Why Sync is unidirectional
Section titled “Why Sync is unidirectional”This is a hard architectural property, not a soft preference. Without it, the same channel that delivers Policy updates would be a vector for the agent to influence its own Compiled Policy.
Enforced by:
- Package design:
tappass-agentexposes no client classes for admin endpoints. - Transport: kernel-ring egress allowlist blocks anything not in the Compiled Policy's URL set.
- Authentication: the agent's tokens have no admin scope.
A first-class attacker who owns the agent process cannot: modify the Compiled Policy, forge a sync payload, reach admin endpoints, replay older Compiled Policy versions, read other sandboxes.
Engines that operate on Sync
Section titled “Engines that operate on Sync”| Engine | What it does | Status |
|---|---|---|
| Push channel | SSE broadcast on Compiled Policy change | concept (Q3 2026 — critical-path M) |
| Pull endpoint | HTTP fetch; heartbeat | concept (Q3 2026, parallel) |
| Reconciler | Background loop closing on the agent registry | concept (Q3 2026) |
| Token rotation | Issues new capability tokens on Policy change | concept (extends shipped gateway) |
| Drift monitor | Behavioral baseline + alerts | concept (Q4 2026) |
Surfaces
Section titled “Surfaces”| Persona | Surface | What you see |
|---|---|---|
| Operator | Dashboard sandbox list | Per-sandbox: desired vs. applied Compiled Policy version; last ACK time; drift state |
| Operator | tappass sync status | Same data via CLI |
| Operator | Drift alerts | Dashboard notification + optional email/Slack |
| Host owner | tappass-host status | Local sandbox status: applied version, last sync, mTLS cert health |
| Agent | (none — read-only) | Inotify on keyring.json triggers client rebind |
Related concepts
Section titled “Related concepts”- delivers → Compiled Policy (the artifact pushed/pulled)

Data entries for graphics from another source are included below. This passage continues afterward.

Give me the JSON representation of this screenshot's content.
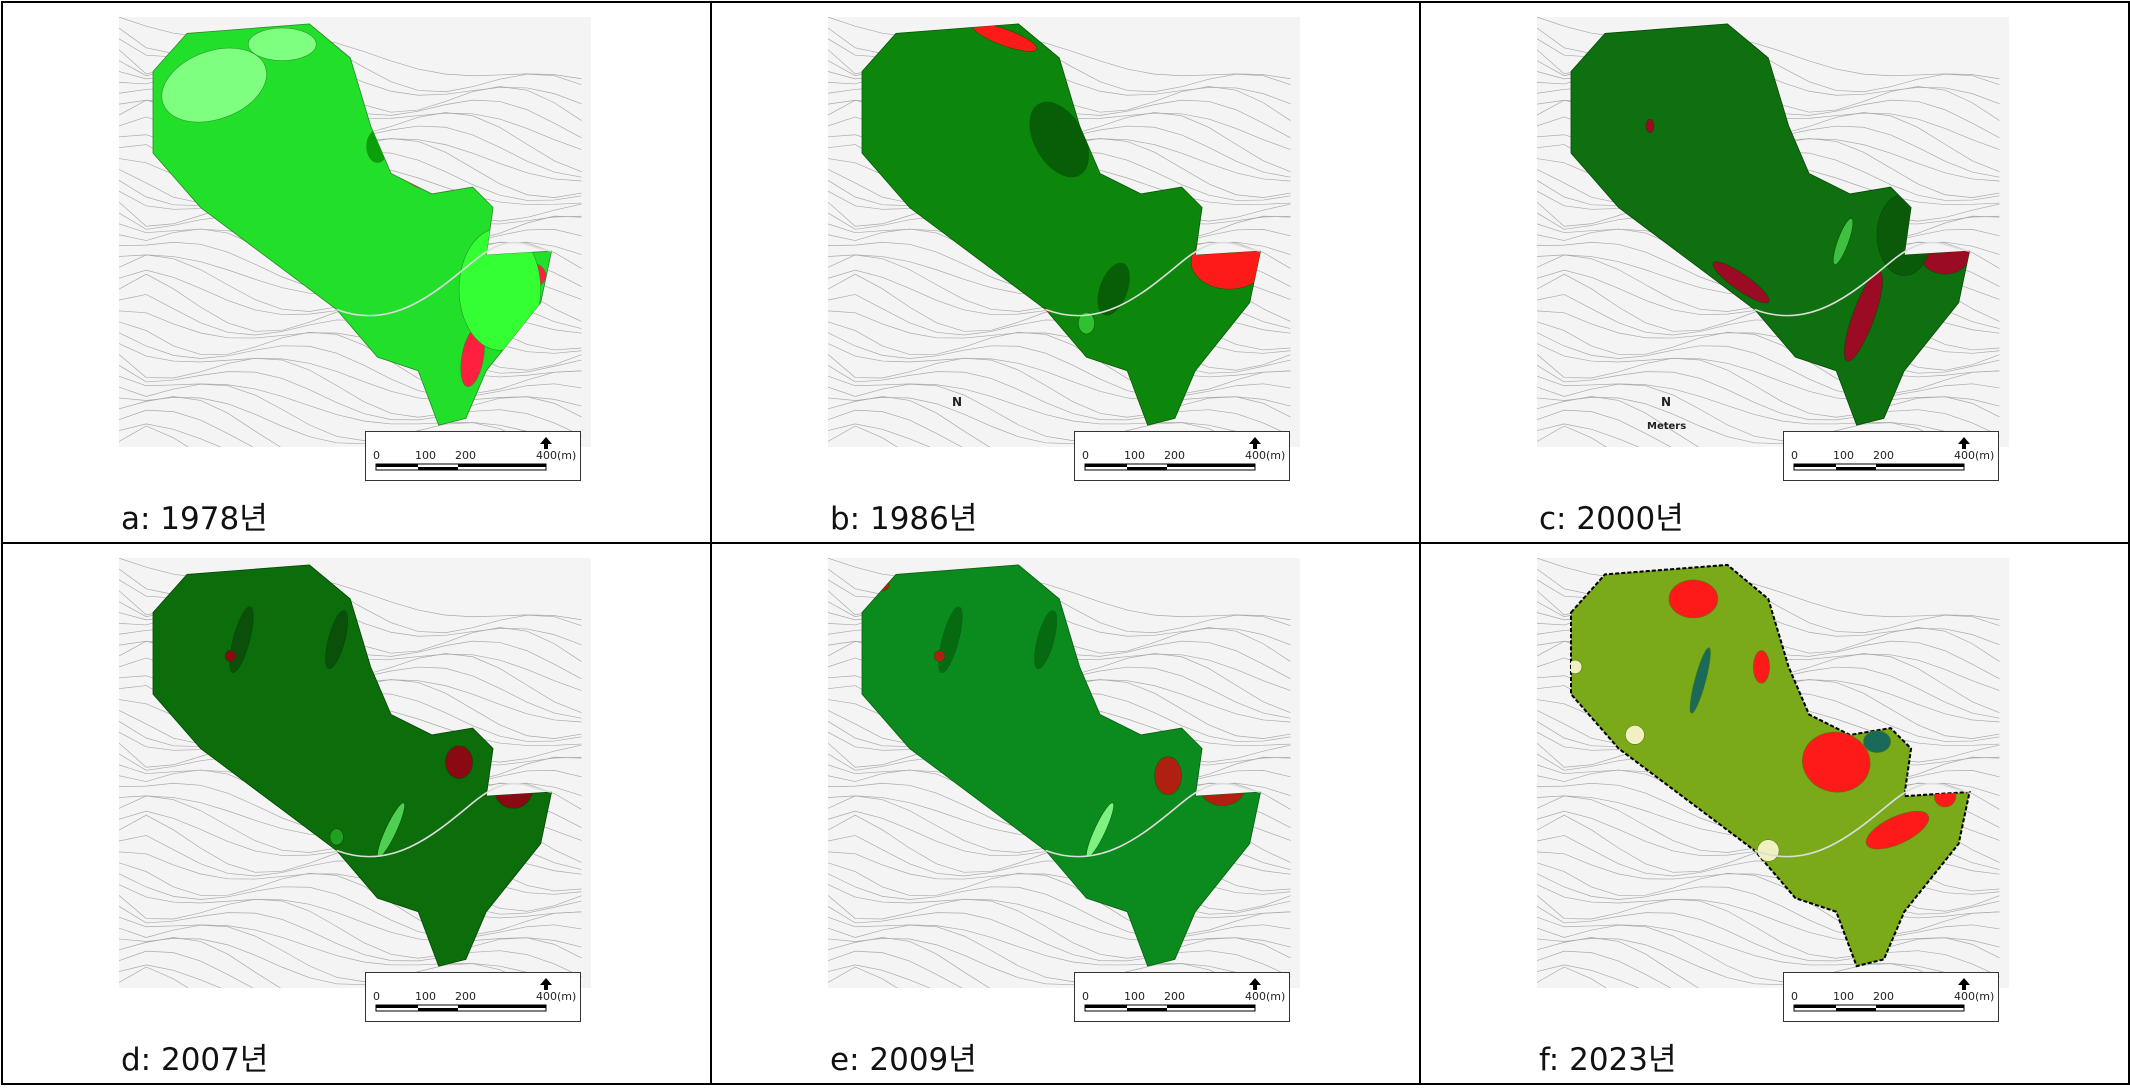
{
  "panels": [
    {
      "caption": "a: 1978년",
      "scale_labels": [
        "0",
        "100",
        "200",
        "400(m)"
      ]
    },
    {
      "caption": "b: 1986년",
      "scale_labels": [
        "0",
        "100",
        "200",
        "400(m)"
      ],
      "north_label": "N"
    },
    {
      "caption": "c: 2000년",
      "scale_labels": [
        "0",
        "100",
        "200",
        "400(m)"
      ],
      "north_label": "N",
      "north_unit": "Meters"
    },
    {
      "caption": "d: 2007년",
      "scale_labels": [
        "0",
        "100",
        "200",
        "400(m)"
      ]
    },
    {
      "caption": "e: 2009년",
      "scale_labels": [
        "0",
        "100",
        "200",
        "400(m)"
      ]
    },
    {
      "caption": "f: 2023년",
      "scale_labels": [
        "0",
        "100",
        "200",
        "400(m)"
      ]
    }
  ]
}
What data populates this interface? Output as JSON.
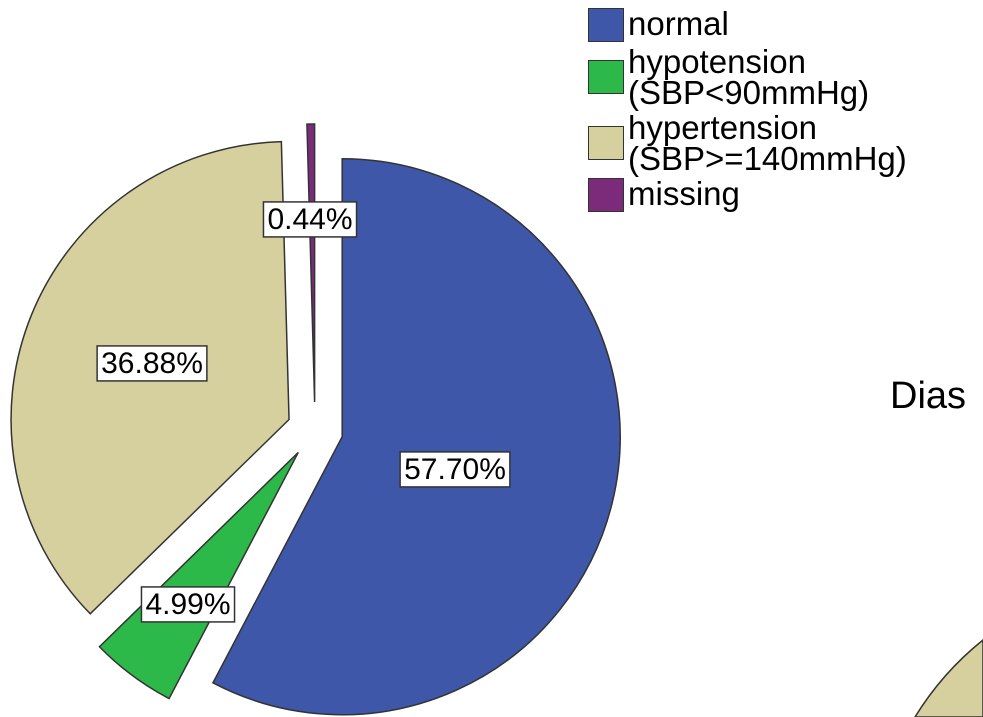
{
  "chart_data": {
    "type": "pie",
    "categories": [
      "normal",
      "hypotension (SBP<90mmHg)",
      "hypertension (SBP>=140mmHg)",
      "missing"
    ],
    "values": [
      57.7,
      4.99,
      36.88,
      0.44
    ],
    "value_labels": [
      "57.70%",
      "4.99%",
      "36.88%",
      "0.44%"
    ],
    "colors": [
      "#3f57a8",
      "#2db84a",
      "#d6cf9e",
      "#7b2b7a"
    ],
    "exploded": true,
    "legend": "top-right",
    "annotations": [
      "Dias"
    ]
  }
}
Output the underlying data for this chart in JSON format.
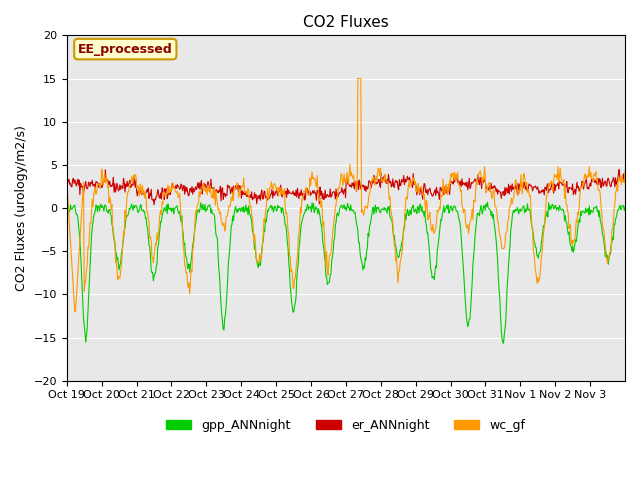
{
  "title": "CO2 Fluxes",
  "ylabel": "CO2 Fluxes (urology/m2/s)",
  "ylim": [
    -20,
    20
  ],
  "yticks": [
    -20,
    -15,
    -10,
    -5,
    0,
    5,
    10,
    15,
    20
  ],
  "background_color": "#e8e8e8",
  "annotation_text": "EE_processed",
  "annotation_bg": "#ffffcc",
  "annotation_border": "#cc9900",
  "legend_labels": [
    "gpp_ANNnight",
    "er_ANNnight",
    "wc_gf"
  ],
  "colors": {
    "gpp_ANNnight": "#00cc00",
    "er_ANNnight": "#cc0000",
    "wc_gf": "#ff9900"
  },
  "n_days": 16,
  "points_per_day": 48,
  "x_tick_positions": [
    0,
    1,
    2,
    3,
    4,
    5,
    6,
    7,
    8,
    9,
    10,
    11,
    12,
    13,
    14,
    15
  ],
  "x_tick_labels": [
    "Oct 19",
    "Oct 20",
    "Oct 21",
    "Oct 22",
    "Oct 23",
    "Oct 24",
    "Oct 25",
    "Oct 26",
    "Oct 27",
    "Oct 28",
    "Oct 29",
    "Oct 30",
    "Oct 31",
    "Nov 1",
    "Nov 2",
    "Nov 3"
  ]
}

- between → control plane (server) ↔ data plane (host) — never the other way
- authenticated by → Identity (host mTLS; agent capability tokens)
- detects drift against → Probe baselines + audit metrics
- applied by → host runtime supervisor invoking each Provider
Authoritative docs
Section titled “Authoritative docs”| Topic | File |
|---|---|
| Vision | governed-agents.md §12 — sync flow + drift |
| Privsep model | governed-agents.md §13 |
| Component (push) | live-policy-push-channel |
| Component (drift) | behavior-drift-monitor |
Common confusions
Section titled “Common confusions”- Sync ≠ HTTP polling. Sync is signed and monotonic. A polling agent that fetches "the latest config" without signature checks would be a forgery vector. Every payload TapPass delivers is Ed25519-signed against a publicly-pinned key.
- Sync ≠ sync (the bash command). This is the architectural channel between control plane and data plane, not a filesystem operation.
- Push and pull are not mutually exclusive. They cover different conditions. Push is fast; pull is resilient. Both are first-class.
- Sync is one-way. There is no "agent requests more scope" path. That's the architectural property that makes live policy usable.